Reading the stories of those detained at the Tacoma ICE Processing Center only serves to reinforce this point. Per the posters, the water provided for inmates is unsafe, there are widespread reports of maggots in the food, and there remains a constant fear of being deported or released into an unsafe situation.

“This movement is really important because we are fighting a monster that was created intentionally to harm our community,” Villalpando said.

La Resistencia is not only working to close the detention center — its broader vision is to eliminate detentions and the deportation process in its entirety.

“We are creating a changing culture,” Villalpando said. “When we started years ago, people didn’t agree with us and thought it was radical, but now most people agree.” 

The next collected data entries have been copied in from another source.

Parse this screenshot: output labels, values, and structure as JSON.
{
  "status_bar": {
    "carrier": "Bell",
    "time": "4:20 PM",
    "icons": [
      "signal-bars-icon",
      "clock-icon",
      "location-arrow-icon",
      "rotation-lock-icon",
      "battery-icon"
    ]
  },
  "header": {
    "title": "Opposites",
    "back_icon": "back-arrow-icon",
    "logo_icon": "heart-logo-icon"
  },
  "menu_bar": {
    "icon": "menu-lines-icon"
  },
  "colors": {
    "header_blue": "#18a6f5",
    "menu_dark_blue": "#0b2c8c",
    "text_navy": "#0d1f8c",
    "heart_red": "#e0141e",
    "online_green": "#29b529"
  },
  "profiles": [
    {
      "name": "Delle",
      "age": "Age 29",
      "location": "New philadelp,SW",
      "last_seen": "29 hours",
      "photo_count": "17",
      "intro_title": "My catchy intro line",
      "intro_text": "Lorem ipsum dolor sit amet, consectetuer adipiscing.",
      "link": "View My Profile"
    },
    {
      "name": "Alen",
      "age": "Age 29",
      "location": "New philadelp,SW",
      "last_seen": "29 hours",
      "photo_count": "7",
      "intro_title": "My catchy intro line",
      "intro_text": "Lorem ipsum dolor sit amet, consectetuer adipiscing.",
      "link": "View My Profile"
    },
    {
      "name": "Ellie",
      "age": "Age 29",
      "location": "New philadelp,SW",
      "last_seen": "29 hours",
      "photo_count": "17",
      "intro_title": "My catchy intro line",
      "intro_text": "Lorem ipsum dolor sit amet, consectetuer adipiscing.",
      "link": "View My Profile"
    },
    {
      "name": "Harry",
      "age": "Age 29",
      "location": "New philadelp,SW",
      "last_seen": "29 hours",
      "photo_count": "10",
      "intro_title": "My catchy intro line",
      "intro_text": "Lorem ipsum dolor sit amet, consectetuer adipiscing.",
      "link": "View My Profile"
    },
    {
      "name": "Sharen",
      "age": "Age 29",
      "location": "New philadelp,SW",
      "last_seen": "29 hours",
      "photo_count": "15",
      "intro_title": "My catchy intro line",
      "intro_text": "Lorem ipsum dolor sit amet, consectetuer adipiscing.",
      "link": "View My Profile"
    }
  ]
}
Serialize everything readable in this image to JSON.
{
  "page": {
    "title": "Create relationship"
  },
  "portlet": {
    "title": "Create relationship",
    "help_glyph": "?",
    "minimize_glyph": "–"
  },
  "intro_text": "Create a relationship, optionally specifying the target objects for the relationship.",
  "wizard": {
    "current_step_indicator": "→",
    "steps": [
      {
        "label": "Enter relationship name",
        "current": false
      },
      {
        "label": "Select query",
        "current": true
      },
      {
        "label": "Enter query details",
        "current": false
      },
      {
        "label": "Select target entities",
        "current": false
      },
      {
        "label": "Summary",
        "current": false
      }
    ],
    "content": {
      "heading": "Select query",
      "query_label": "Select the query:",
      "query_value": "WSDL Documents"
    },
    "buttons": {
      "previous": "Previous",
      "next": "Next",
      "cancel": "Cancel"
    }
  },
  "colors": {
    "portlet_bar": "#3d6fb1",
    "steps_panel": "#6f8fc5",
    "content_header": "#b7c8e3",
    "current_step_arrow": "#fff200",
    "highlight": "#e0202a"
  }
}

The exhibit at the Henry is one example of how much the conversation around the Tacoma ICE Processing Center and its practices has changed. “Free Them All: Portraits from La Resistencia” exemplifies how art may build community, connections, and awareness in a simple yet impactful manner.

According to Villalpando, during the COVID-19 pandemic at least three guards at the Tacoma ICE Processing Center have tested positive for the virus, and three detainees who were admitted to the facility had previously tested positive. This speaks to the deteriorating, actively unsafe conditions inside the detention center.

“We can’t expect ICE to do the right thing, because they never do the right thing,” Villalpando said. “To do the right thing, they would have to disappear, and they don’t want to lose their jobs.”

I suggest you visit the exhibition and take the time to read and understand the stories shared by La Resistencia. Then, make an action plan and look into how you can advocate for the rights and protection of detainees in the Tacoma ICE Processing Center.